Uit de recente wetenschappelijke evaluatie van het «hand aan de kraan»-principe, die
ik mede namens de Minister van LNV op 28 juni 2021 per brief (Kamerstukken 29 684 en 33 529, nr. 218) aan uw Kamer heb aangeboden, is gebleken dat de natuur op basis van de huidige invulling
adequaat wordt beschermd. De verwachte bodemdaling door de gaswinning is beperkt,
waardoor de Waddenzee in staat is deze op natuurlijke wijze te compenseren. Deze natuurlijke
sedimentatie kan naar verwachting tot zeker 2050 de bodemdaling compenseren. Op een
zeker moment kan de zeespiegel zo hard gaan stijgen dat de natuurlijke sedimentatie
dit niet meer kan compenseren. Uit de evaluatie blijkt echter dat dit mogelijke kritische
zeespiegelstijgingsniveau als gevolg van klimaatverandering, ook bij extreme scenario’s,
ver buiten de tijdshorizon ligt van de gaswinning onder de oostelijke Waddenzee (waaronder
ook de gaswinning Ternaard). Hierbij is ook rekening gehouden met effecten door na-ijling
van de bodemdaling. Dit betekent dat de gaswinning onder de Waddenzee in het voorziene
tijdvak, volgend uit de evaluatie, dus geen extra risico vormt in combinatie met zeespiegelstijging.

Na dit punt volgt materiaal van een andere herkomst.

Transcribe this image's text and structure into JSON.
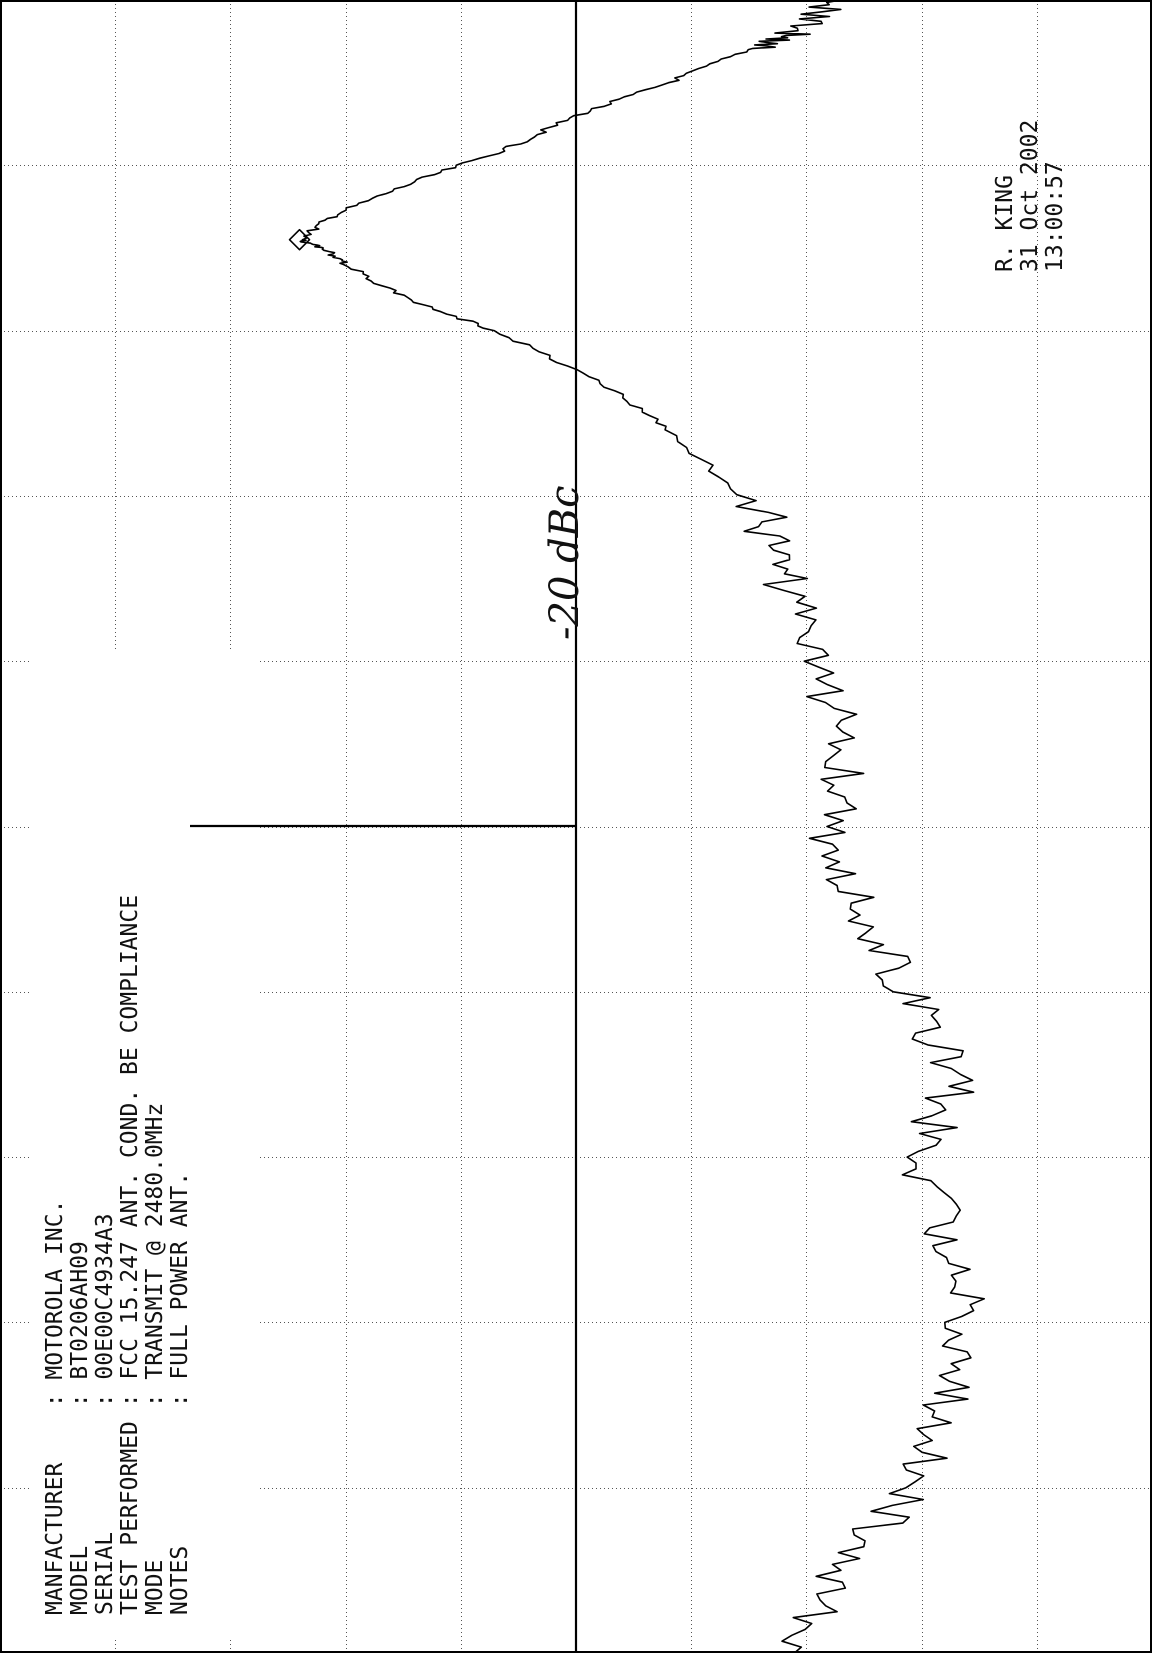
{
  "header": {
    "rows": [
      {
        "label": "MANFACTURER",
        "sep": ":",
        "value": "MOTOROLA INC."
      },
      {
        "label": "MODEL",
        "sep": ":",
        "value": "BT0206AH09"
      },
      {
        "label": "SERIAL",
        "sep": ":",
        "value": "00E00C4934A3"
      },
      {
        "label": "TEST PERFORMED",
        "sep": ":",
        "value": "FCC 15.247 ANT. COND. BE COMPLIANCE"
      },
      {
        "label": "MODE",
        "sep": ":",
        "value": "TRANSMIT @ 2480.0MHz"
      },
      {
        "label": "NOTES",
        "sep": ":",
        "value": "FULL POWER ANT."
      }
    ],
    "operator": "R. KING",
    "date": "31 Oct 2002",
    "time": "13:00:57"
  },
  "annotation": {
    "handwritten": "-20 dBc"
  },
  "chart_data": {
    "type": "line",
    "title": "",
    "xlabel": "",
    "ylabel": "",
    "grid": true,
    "grid_divisions": {
      "x": 10,
      "y": 10
    },
    "xlim": [
      0,
      10
    ],
    "ylim": [
      0,
      10
    ],
    "orientation": "rotated 90 degrees (x runs bottom-to-top, y runs left-to-right)",
    "reference_line": {
      "label": "-20 dBc",
      "y": 5.0
    },
    "marker": {
      "shape": "diamond",
      "x": 8.55,
      "y": 2.6
    },
    "series": [
      {
        "values": [
          [
            0.0,
            6.9
          ],
          [
            0.5,
            7.3
          ],
          [
            1.0,
            7.9
          ],
          [
            1.5,
            8.2
          ],
          [
            2.0,
            8.4
          ],
          [
            2.5,
            8.2
          ],
          [
            3.0,
            8.0
          ],
          [
            3.5,
            8.3
          ],
          [
            4.0,
            7.9
          ],
          [
            4.5,
            7.5
          ],
          [
            5.0,
            7.2
          ],
          [
            5.5,
            7.4
          ],
          [
            6.0,
            7.0
          ],
          [
            6.5,
            6.8
          ],
          [
            6.9,
            6.6
          ],
          [
            7.4,
            5.8
          ],
          [
            7.7,
            5.2
          ],
          [
            8.0,
            4.3
          ],
          [
            8.2,
            3.5
          ],
          [
            8.4,
            3.0
          ],
          [
            8.5,
            2.8
          ],
          [
            8.55,
            2.6
          ],
          [
            8.7,
            2.9
          ],
          [
            8.9,
            3.6
          ],
          [
            9.1,
            4.4
          ],
          [
            9.3,
            5.0
          ],
          [
            9.5,
            5.8
          ],
          [
            9.7,
            6.5
          ],
          [
            9.8,
            6.9
          ],
          [
            10.0,
            7.3
          ]
        ]
      }
    ]
  }
}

Op grond hiervan stel ik vast dat de vaak gehoorde bewering dat de Waddenzee op langere
termijn zal verdrinken als gevolg van de gaswinning onjuist is.
Wettelijk kader voor winningsvergunningen en winningsplannen
De kaders voor mijnbouwactiviteiten onder de Waddenzee zijn onder meer vastgelegd
in de Mijnbouwwet, de Wet natuurbescherming, de Wet algemene bepalingen omgevingsrecht
en de Structuurvisie Waddenzee. Daarnaast is ook de Algemene wet bestuursrecht van
toepassing. Hierna ga ik in op de wettelijke toetsingsgronden voor de vergunningverlening
op basis van de Mijnbouwwet en de Wet natuurbescherming en mijn beoordeling hiervan
in relatie tot de gaswinning Ternaard. De toelichting op een aantal specifieke artikelen,
zoals gevraagd door de vaste Kamercommissie voor Economische Zaken en Klimaat per
brief van 24 september 2021, maakt hiervan onderdeel uit.

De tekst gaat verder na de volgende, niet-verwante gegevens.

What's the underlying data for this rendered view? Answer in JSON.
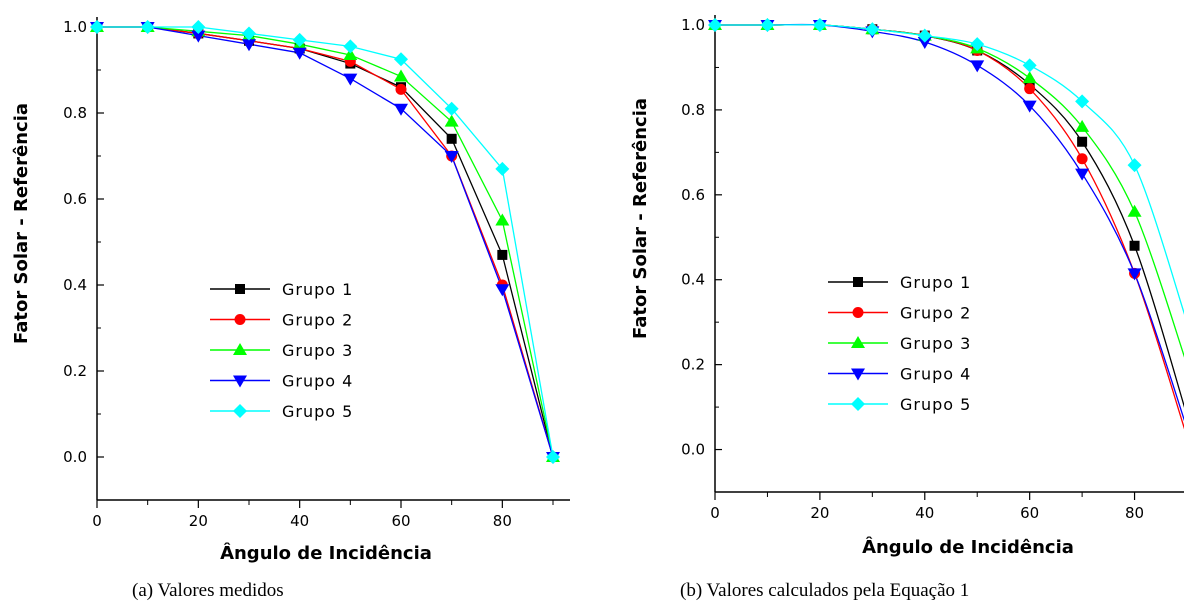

Reeds verleende winningsvergunning
De Mijnbouwwet biedt de mogelijkheid om een reeds verleende winningsvergunning te
wijzigen of in te trekken. Het uitgangspunt is echter dat, als een vergunning eenmaal
is verleend, degene die over die vergunning beschikt, erop mag vertrouwen dat deze
vergunning in stand blijft op grond van het rechtzekerheidsbeginsel. Het geheel of
gedeeltelijk intrekken van een winningsvergunning is een inmenging in het eigendomsrecht
van een mijnbouwonderneming, te weten de uitoefening van zijn bedrijf en de daarmee
gepaard gaande economische belangen, aangezien dit gebruik door intrekking wordt beperkt.

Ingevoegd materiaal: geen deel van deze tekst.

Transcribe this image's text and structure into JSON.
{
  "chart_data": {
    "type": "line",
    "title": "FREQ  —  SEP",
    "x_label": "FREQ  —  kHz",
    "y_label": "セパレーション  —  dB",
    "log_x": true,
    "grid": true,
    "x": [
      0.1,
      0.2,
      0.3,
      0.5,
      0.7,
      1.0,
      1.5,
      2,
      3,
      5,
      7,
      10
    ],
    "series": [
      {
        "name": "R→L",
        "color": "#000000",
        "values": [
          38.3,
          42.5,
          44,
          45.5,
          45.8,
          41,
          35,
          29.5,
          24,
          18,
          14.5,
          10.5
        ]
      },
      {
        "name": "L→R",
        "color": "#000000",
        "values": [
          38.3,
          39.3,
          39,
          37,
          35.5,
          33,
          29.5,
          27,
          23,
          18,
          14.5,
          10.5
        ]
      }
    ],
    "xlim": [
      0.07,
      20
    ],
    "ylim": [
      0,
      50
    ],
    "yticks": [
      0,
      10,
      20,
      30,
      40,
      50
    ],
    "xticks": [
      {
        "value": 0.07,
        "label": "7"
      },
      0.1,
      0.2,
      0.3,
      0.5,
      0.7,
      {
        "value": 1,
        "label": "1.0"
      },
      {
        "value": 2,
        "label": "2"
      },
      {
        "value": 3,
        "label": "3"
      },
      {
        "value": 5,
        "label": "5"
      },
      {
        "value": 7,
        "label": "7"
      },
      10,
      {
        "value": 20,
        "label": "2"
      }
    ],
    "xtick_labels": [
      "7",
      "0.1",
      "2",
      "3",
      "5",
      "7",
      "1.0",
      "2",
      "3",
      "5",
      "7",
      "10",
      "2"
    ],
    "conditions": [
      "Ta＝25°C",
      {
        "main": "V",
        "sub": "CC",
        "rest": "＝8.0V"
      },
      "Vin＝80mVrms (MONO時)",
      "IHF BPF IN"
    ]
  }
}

Daarmee is er derhalve sprake van regulering van gebruik van eigendom. Regulering
of ontneming van eigendom druist in tegen artikel 1 van het Eerste Protocol van het
Europees Verdrag voor de Rechten van de Mens (artikel 1 EP EVRM), waar de bescherming
van eigendom is vastgelegd. Voor een inmenging in het eigendomsrecht moet een dwingende
reden van algemeen belang bestaan waarmee een legitiem doel wordt gediend. Deze inmenging
is voorts alleen toegestaan, indien het een geschikt en noodzakelijk middel is om
dat legitieme doel te bereiken, waarbij het individuele belang moet worden afgewogen
tegen het algemeen belang. Een beperking van het eigendomsrecht door een wijziging
of intrekking zou kunnen leiden tot een recht op compensatie of schadevergoeding voor
de vergunninghouder. In de memorie van toelichting bij het wetsvoorstel tot wijziging
van de Mijnbouwwet (versterking veiligheidsbelang mijnbouw en regie opsporings-, winnings-
en opslagvergunningen) uit 2015 (Kamerstuk 34 348, nr. 3)1, waarbij de mogelijkheden voor het wijzigen of intrekken van winningsvergunningen
werden verruimd, staat ook uitdrukkelijk vermeld dat sprake moet zijn van een dwingende
reden om het wijzigen of intrekken van de vergunning te rechtvaardigen.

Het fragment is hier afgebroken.